On the drawing board: Factory by OMA


OMA’s Manchester-based arts venue, Factory, is set to be a major new cultural hub for the North and the key to local regeneration


Words by Cate St Hill

Factory is being hailed as the new flagship cultural venue for the North. Due to start on site soon, it is OMA’s first major public building in the UK, forming part of Manchester’s new St John’s neighbourhood on the site of the former Granada TV Studios. It is being developed by Allied London in partnership with Manchester City Council. The £110m building will be operated by Manchester International Festival, offering audiences a broad, year-round programme of dance, theatre, music, opera and visual arts in the building’s huge, flexible spaces. Ellen van Loon, OMA partner in charge of the project, spoke to Blueprint about Factory and the role it will play in Manchester’s thriving cultural scene.

What was the initial inspiration for Factory, and how did you develop the form of the building?
The initial inspiration for the design was that performance spaces need to be designed for maximum freedom. The idea was to actually create a large space that is completely multifunctional and you could say almost oversized, so you can do anything with it. When visiting the building you can experience a totally contemporary piece of music, art or performance, but at the same time you can also take in a more classical theatre experience — that’s why the design is a big box, in combination with a more traditional theatre shape. By combining the two volumes you can make very large pieces with dramatic stage performances, where the big box is the whole stage and back stage for the theatre.

How are those two volumes arranged?
There are different routes in the building because the idea is that all kinds of people from the public can experience the building totally differently every day. There is an option where you enter the building in the main foyer on the ground floor, then you can go to the contemporary space and after that to the theatre space. So you can basically use the building as a festival building, where you walk through and go from one performance to another. Or there’s an option where you enter the building and go to the theatre but never see the contemporary space, or vice versa.

How does the building relate to its surroundings in the new St John’s neighbourhood?
The location is a former industrial site, which is quite complicated. First of all we have a huge level difference because we have the old Pineapple train line level that’s actually 6m above ground. We also have a major road, Water Street, which is for the whole new development area, and there is the river.

The ground-level is the entrance for the building, facing Festival Square, and then the whole performance box is moved to the level of the Pineapple line, facing on one side the Museum of Science and Industry, and on the other new residential towers to be built. In the theatre is a huge window where you can look out on to the river, and the whole ground floor is connected to an urban space.
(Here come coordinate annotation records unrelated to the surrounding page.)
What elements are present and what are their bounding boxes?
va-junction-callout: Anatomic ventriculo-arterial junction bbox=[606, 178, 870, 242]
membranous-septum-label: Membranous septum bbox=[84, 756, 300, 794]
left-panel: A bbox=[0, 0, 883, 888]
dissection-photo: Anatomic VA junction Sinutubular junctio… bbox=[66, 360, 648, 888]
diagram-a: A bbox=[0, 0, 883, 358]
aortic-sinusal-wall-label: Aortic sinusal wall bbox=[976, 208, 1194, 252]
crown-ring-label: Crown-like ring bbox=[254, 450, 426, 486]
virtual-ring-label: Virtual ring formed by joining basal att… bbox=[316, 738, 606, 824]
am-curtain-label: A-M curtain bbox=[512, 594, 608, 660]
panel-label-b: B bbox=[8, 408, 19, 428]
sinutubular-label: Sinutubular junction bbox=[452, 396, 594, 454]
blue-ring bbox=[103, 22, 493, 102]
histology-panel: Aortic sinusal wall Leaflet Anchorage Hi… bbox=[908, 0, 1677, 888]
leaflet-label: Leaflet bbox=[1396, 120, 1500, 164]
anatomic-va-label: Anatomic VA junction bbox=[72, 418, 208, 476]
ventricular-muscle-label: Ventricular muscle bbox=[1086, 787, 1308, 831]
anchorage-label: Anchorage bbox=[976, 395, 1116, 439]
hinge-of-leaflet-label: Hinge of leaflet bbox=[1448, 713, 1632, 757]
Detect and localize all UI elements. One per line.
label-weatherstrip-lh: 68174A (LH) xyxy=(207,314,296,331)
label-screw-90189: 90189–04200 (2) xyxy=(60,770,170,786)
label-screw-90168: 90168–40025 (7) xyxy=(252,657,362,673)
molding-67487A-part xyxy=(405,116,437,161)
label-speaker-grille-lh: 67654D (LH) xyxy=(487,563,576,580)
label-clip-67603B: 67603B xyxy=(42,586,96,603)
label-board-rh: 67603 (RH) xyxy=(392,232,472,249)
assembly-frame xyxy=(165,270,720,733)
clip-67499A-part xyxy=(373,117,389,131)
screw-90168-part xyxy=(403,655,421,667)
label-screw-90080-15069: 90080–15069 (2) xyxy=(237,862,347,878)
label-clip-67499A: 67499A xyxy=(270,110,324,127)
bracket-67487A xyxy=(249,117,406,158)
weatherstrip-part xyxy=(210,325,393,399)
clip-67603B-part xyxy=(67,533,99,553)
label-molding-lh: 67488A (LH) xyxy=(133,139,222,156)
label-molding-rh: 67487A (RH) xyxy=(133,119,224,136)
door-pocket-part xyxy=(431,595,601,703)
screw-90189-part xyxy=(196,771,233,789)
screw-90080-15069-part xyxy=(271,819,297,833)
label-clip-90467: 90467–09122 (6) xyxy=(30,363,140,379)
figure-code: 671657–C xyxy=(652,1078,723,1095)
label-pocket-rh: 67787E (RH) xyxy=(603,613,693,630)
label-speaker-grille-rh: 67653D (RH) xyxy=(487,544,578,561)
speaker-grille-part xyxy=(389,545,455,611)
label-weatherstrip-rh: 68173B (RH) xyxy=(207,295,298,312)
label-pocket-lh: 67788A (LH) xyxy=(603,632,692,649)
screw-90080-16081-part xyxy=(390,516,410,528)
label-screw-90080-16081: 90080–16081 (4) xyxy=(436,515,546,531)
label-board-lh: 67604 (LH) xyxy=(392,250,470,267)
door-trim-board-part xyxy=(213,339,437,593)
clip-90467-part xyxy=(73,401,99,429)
 The level difference is something of a barrier in the city but because the building is connecting both, as a pedestrian you can enter the building, go through it and overcome all the different urban levels around it — the building is almost a kind of connector. Traditionally theatres are normally closed unless there is a performance, but the idea is that this building is always open — it becomes a piece of the city where you can wander through, even if you’re not going to a performance.

Ellen van Loon, OMA partner in charge of the projectEllen van Loon, OMA partner in charge of the project

Were you inspired by Manchester’s rich cultural scene?
The most interesting culture pieces are always produced in abandoned industrial areas, not just in Manchester but elsewhere in major cities too. And of course Manchester, because it has quite a lot of redundant buildings and is relatively cheap compared to London, automatically created a good foundation to enable this kind of cultural development. It was very important with Factory that we kept that feel of the history of Manchester and the abandoned industrial areas. We tried to translate that into our architecture; it’s more warehouse-type architecture.

How will Factory complement other cultural institutions, such as HOME, in Manchester?
The scale of the spaces we’re providing at Factory are much, much larger and more flexible than at HOME. In the new Factory building, you can basically make an art piece of 30m x 40m, and still enable the public to go around. But I don’t see the Factory building as a standalone — it’s more an addition to the existing programming in Manchester. The only difference is that the Manchester International Festival has a building of its own but, as with this year’s event, it will still use other buildings across the city. Then I think it becomes interesting because with the addition of Factory, there would be a much more complete schedule of spaces that enable any type of performance.

How is the project progressing? What stage are you at?
We’re excited: we have planning approval and are getting prepared to start construction.